Nessuno come lui incarna l'orizzonte degli italiani. Purtroppo. La sua sta diventando l'autobiografia di una nazione. Giuseppe Conte è l'uomo del tirare a campare. Non ha un progetto, non ha una prospettiva, non sta lì neppure a chiedersi cosa accadrà domani. Non gli interessa. L'importante è restare a galla, giorno dopo giorno, cercando di sminare le insidie che gli si presentano davanti, con l'unica preoccupazione di sopravvivere ancora un po', un pezzo alla volta, aggrappandosi al presente con la determinazione di chi non sembra avere alternative. Non bisogna biasimarlo. È, in fondo, il premier della crescita zero. La accetta, la normalizza, allargando le braccia, con un sorriso serafico, come se fosse qualcosa di ineluttabile o il disegno misericordioso della provvidenza. Chi siamo noi per contrastarlo? Così risponde a tutto spandendo un ottimismo senza allegria, quasi come una presa per i fondelli, ma senza malizia. Chi lo ascolta rischia di restare spiazzato. Non è vero, non può essere vero, non dice quello che dice credendoci. Non è che ci crede, se ne convince. Conte è un artista dei palliativi. Non è importante fare i conti con la realtà, perché se una cosa la dici si avvera. Come quando lo scorso anno, di questi tempi, ha spifferato agli italiani che il 2019 «sarà un anno bellissimo». Se non ve ne siete accorti è solo perché sbagliate prospettiva. Il premier non parlava in generale, ma di se stesso. È riuscito in fondo in un'impresa rara: succedere a se stesso a Palazzo Chigi ribaltando la maggioranza. Una mossa che inventò Agostino De Pretis nell'ottobre del 1882, quando, durante un banchetto offerto dai suoi elettori, giustificò il suo trasformismo con lo stesso sorriso da povero interprete del canovaccio dei tempi: «Se qualcheduno vuole entrare nelle nostre file, se vuole accettare il mio modesto programma, se vuole trasformarsi e diventare progressista, come posso io respingerlo?». Pure De Pretis, dopotutto, era un avvocato.
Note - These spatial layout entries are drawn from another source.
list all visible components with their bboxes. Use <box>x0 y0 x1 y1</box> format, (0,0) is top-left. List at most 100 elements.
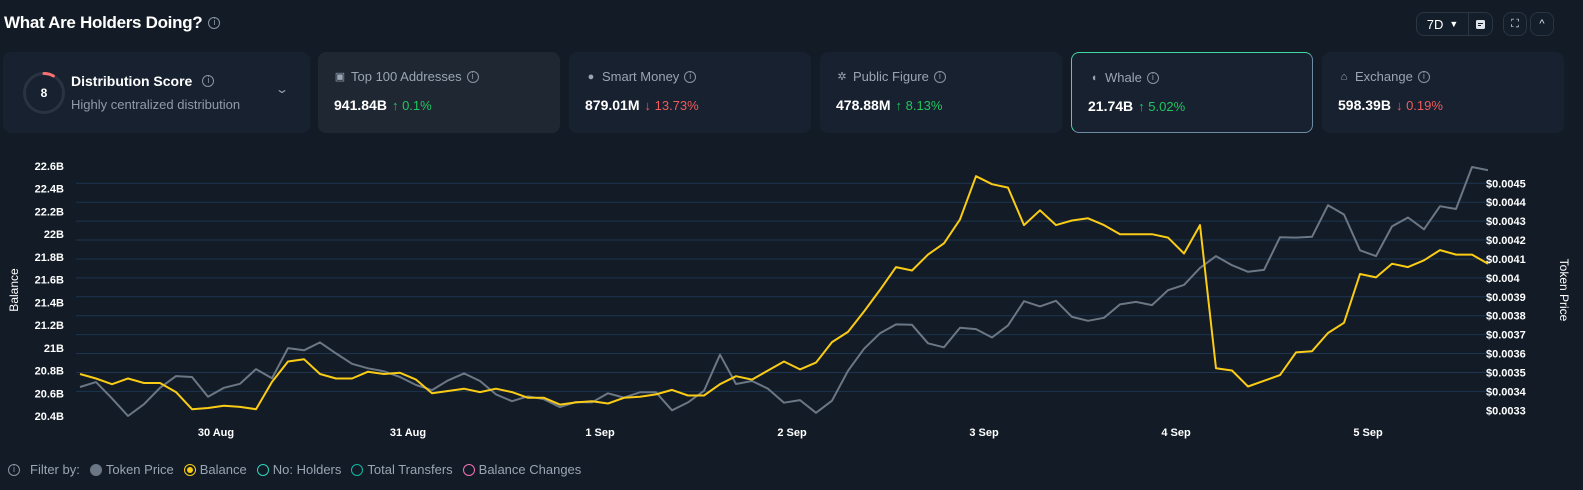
y2-tick-label: $0.0038 <box>1486 311 1526 323</box>
legend-circle-icon <box>351 463 364 476</box>
x-tick-label: 5 Sep <box>1353 427 1383 439</box>
card-label-text: Public Figure <box>853 69 929 84</box>
legend-item-total-transfers[interactable]: Total Transfers <box>351 462 453 477</box>
legend-item-token-price[interactable]: Token Price <box>89 462 174 477</box>
info-icon[interactable]: i <box>8 463 20 476</box>
range-dropdown[interactable]: 7D ▼ <box>1417 13 1469 35</box>
calendar-icon <box>1476 19 1485 29</box>
arrow-up-icon: ↑ <box>895 98 902 113</box>
card-change-value: 8.13% <box>905 98 943 113</box>
card-label: ▣ Top 100 Addresses i <box>334 69 479 84</box>
caret-down-icon: ▼ <box>1449 19 1459 29</box>
card-label: ✲ Public Figure i <box>836 69 946 84</box>
fullscreen-icon: ⛶ <box>1511 17 1519 30</box>
page-title: What Are Holders Doing? i <box>4 13 221 33</box>
y-tick-label: 21.4B <box>35 297 64 309</box>
card-label: ● Smart Money i <box>585 69 697 84</box>
card-change-value: 0.1% <box>402 98 432 113</box>
y2-axis-title: Token Price <box>1557 259 1571 322</box>
card-label-text: Smart Money <box>602 69 680 84</box>
card-value-row: 21.74B ↑ 5.02% <box>1088 98 1185 114</box>
info-icon[interactable]: i <box>933 70 946 83</box>
card-change-value: 5.02% <box>1148 99 1186 114</box>
card-value-row: 879.01M ↓ 13.73% <box>585 97 699 113</box>
distribution-title-text: Distribution Score <box>71 73 193 89</box>
filter-label: Filter by: <box>30 462 80 477</box>
legend-radio-icon <box>183 463 196 476</box>
legend-label: No: Holders <box>272 462 342 477</box>
card-label-text: Exchange <box>1355 69 1413 84</box>
card-change: ↓ 13.73% <box>644 98 698 113</box>
chevron-up-icon: ^ <box>1539 18 1545 30</box>
y2-tick-label: $0.0039 <box>1486 292 1526 304</box>
distribution-gauge: 8 <box>23 72 65 114</box>
wallet-icon: ▣ <box>334 71 346 83</box>
card-label-text: Whale <box>1105 70 1142 85</box>
legend-dot-icon <box>89 463 102 476</box>
card-value-row: 598.39B ↓ 0.19% <box>1338 97 1443 113</box>
legend-label: Token Price <box>105 462 174 477</box>
legend-circle-icon <box>462 463 475 476</box>
title-text: What Are Holders Doing? <box>4 13 203 32</box>
chevron-down-icon[interactable]: ⌄ <box>274 82 290 96</box>
y2-tick-label: $0.0033 <box>1486 405 1526 417</box>
card-label: ◖ Whale i <box>1088 70 1159 85</box>
y-tick-label: 20.4B <box>35 411 64 423</box>
score-value: 8 <box>41 86 48 100</box>
x-tick-label: 1 Sep <box>585 427 615 439</box>
legend-item-balance[interactable]: Balance <box>183 462 247 477</box>
card-value: 478.88M <box>836 97 891 113</box>
legend-label: Balance Changes <box>478 462 582 477</box>
bank-icon: ⌂ <box>1340 70 1348 83</box>
range-control: 7D ▼ <box>1416 12 1493 36</box>
person-star-icon: ✲ <box>837 71 847 83</box>
y2-tick-label: $0.004 <box>1486 273 1521 285</box>
legend-circle-icon <box>256 463 269 476</box>
sunglasses-icon: ● <box>587 70 595 83</box>
info-icon[interactable]: i <box>202 75 215 87</box>
x-tick-label: 2 Sep <box>777 427 807 439</box>
y-tick-label: 21.8B <box>35 252 64 264</box>
card-value: 941.84B <box>334 97 387 113</box>
range-value: 7D <box>1426 16 1444 32</box>
distribution-score-card[interactable]: 8 Distribution Score i Highly centralize… <box>3 52 310 133</box>
card-value-row: 478.88M ↑ 8.13% <box>836 97 942 113</box>
y2-tick-label: $0.0045 <box>1486 178 1526 190</box>
holder-card-exchange[interactable]: ⌂ Exchange i 598.39B ↓ 0.19% <box>1322 52 1564 133</box>
y-tick-label: 21.6B <box>35 275 64 287</box>
y-tick-label: 21B <box>44 343 64 355</box>
x-tick-label: 30 Aug <box>198 427 234 439</box>
x-tick-label: 3 Sep <box>969 427 999 439</box>
legend-item-balance-changes[interactable]: Balance Changes <box>462 462 582 477</box>
distribution-subtitle: Highly centralized distribution <box>71 97 241 112</box>
y-tick-label: 22.6B <box>35 161 64 173</box>
fullscreen-button[interactable]: ⛶ <box>1503 12 1527 36</box>
y-tick-label: 22.4B <box>35 184 64 196</box>
info-icon[interactable]: i <box>684 70 697 83</box>
y-tick-label: 22.2B <box>35 206 64 218</box>
holder-card-smart-money[interactable]: ● Smart Money i 879.01M ↓ 13.73% <box>569 52 811 133</box>
legend-item-no-holders[interactable]: No: Holders <box>256 462 342 477</box>
info-icon[interactable]: i <box>208 17 221 29</box>
holder-card-public-figure[interactable]: ✲ Public Figure i 478.88M ↑ 8.13% <box>820 52 1062 133</box>
card-change: ↓ 0.19% <box>1396 98 1443 113</box>
legend-label: Balance <box>199 462 247 477</box>
calendar-button[interactable] <box>1469 13 1492 35</box>
holder-card-whale[interactable]: ◖ Whale i 21.74B ↑ 5.02% <box>1071 52 1313 133</box>
y2-tick-label: $0.0036 <box>1486 349 1526 361</box>
card-change-value: 13.73% <box>654 98 699 113</box>
info-icon[interactable]: i <box>1146 71 1159 84</box>
holder-card-top-100-addresses[interactable]: ▣ Top 100 Addresses i 941.84B ↑ 0.1% <box>318 52 560 133</box>
collapse-button[interactable]: ^ <box>1530 12 1554 36</box>
info-icon[interactable]: i <box>1417 70 1430 83</box>
y2-tick-label: $0.0043 <box>1486 216 1526 228</box>
card-value-row: 941.84B ↑ 0.1% <box>334 97 432 113</box>
arrow-up-icon: ↑ <box>1138 99 1145 114</box>
card-change: ↑ 0.1% <box>392 98 432 113</box>
card-value: 598.39B <box>1338 97 1391 113</box>
info-icon[interactable]: i <box>466 70 479 83</box>
y-tick-label: 20.8B <box>35 366 64 378</box>
whale-icon: ◖ <box>1090 71 1098 84</box>
arrow-down-icon: ↓ <box>644 98 651 113</box>
card-change: ↑ 5.02% <box>1138 99 1185 114</box>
Bisogna riconoscere che Conte ha superato in cinismo il suo lontano predecessore. De Pretis coltivava clientele e potere, senza preoccuparsi troppo da dove venissero, ma aveva un'idea di Italia. Fu lui a battersi per l'istruzione obbligatoria, ramificò la rete ferroviaria, costruendo stazioni e binari anche nei piccoli centri. È con lui che l'Italia fa una scelta di campo geopolitica forte: si allea con la Germania e l'Austria e sigla il patto della triplice alleanza. Scelta magari disgraziata, poi ripudiata e rinnegata dai suoi successori con la Grande guerra, ma per lo meno alla luce del sole.
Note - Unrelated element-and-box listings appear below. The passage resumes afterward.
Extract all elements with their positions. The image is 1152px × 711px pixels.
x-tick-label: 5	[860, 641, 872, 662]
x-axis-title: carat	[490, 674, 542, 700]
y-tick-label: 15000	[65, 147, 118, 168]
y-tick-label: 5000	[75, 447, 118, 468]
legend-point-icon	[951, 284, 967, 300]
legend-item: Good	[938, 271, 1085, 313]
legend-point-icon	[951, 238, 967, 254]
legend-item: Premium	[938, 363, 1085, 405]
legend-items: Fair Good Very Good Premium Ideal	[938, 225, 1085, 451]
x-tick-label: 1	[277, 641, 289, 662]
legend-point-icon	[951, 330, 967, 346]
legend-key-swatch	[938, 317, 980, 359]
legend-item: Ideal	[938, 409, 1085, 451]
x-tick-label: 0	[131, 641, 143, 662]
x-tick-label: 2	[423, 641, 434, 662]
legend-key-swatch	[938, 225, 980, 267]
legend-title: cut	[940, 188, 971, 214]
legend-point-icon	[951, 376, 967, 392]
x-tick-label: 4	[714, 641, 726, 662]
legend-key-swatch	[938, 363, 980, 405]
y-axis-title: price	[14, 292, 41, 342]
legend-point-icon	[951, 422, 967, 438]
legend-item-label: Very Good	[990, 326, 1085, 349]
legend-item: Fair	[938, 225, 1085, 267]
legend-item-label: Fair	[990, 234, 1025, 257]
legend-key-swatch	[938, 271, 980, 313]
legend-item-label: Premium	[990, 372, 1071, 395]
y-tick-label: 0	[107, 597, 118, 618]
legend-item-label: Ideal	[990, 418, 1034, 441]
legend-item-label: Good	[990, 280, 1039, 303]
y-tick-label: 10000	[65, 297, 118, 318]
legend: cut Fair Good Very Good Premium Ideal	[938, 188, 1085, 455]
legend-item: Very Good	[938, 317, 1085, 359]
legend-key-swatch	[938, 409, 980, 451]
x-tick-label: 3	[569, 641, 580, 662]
Conte no, Conte amoreggia con Berlino ma senza compromettersi. Conte ti vende il vuoto. Qualcuno si ricorda di un progetto su cui Conte metta davvero la faccia? Non sembra avere una politica economica, tranne una tendenza a statalizzare l'Ilva, l'Alitalia o qualsiasi cosa che stia franando. Sono toppe. Improvvisate. Non ha una politica sul lavoro. Neppure sulla scuola o sulla sanità. Non ha politiche sul futuro. Non ha politiche su nulla. Eppure sta lì. Non sappiamo neppure come ci sia arrivato. Si è prestato a fare da notaio al contratto tra Cinque Stelle e Lega, spuntato dal nulla, come amico del grillino Bonafede. Quando l'accordo salta, all'improvviso il Pd lo accetta e lo adotta. Adesso ci dice di stare sereni, perché è certo di guidare il governo fino al 2023. Ma su quali principi? Chi lo legittima? Quale fiducia tiene a galla questo azzeccagarbugli? Il nulla. Conte sta lì per evitare che non arrivi Salvini. E va bene, magari ci può perfino stare. Davvero però l'unica alternativa a Salvini dev'essere il nulla? Conte non pensa, non fa, non sogna. Conte sopravvive. È uno spaventapasseri. Tiene lontane le nostre paure.

È lo specchio dei nostri fallimenti.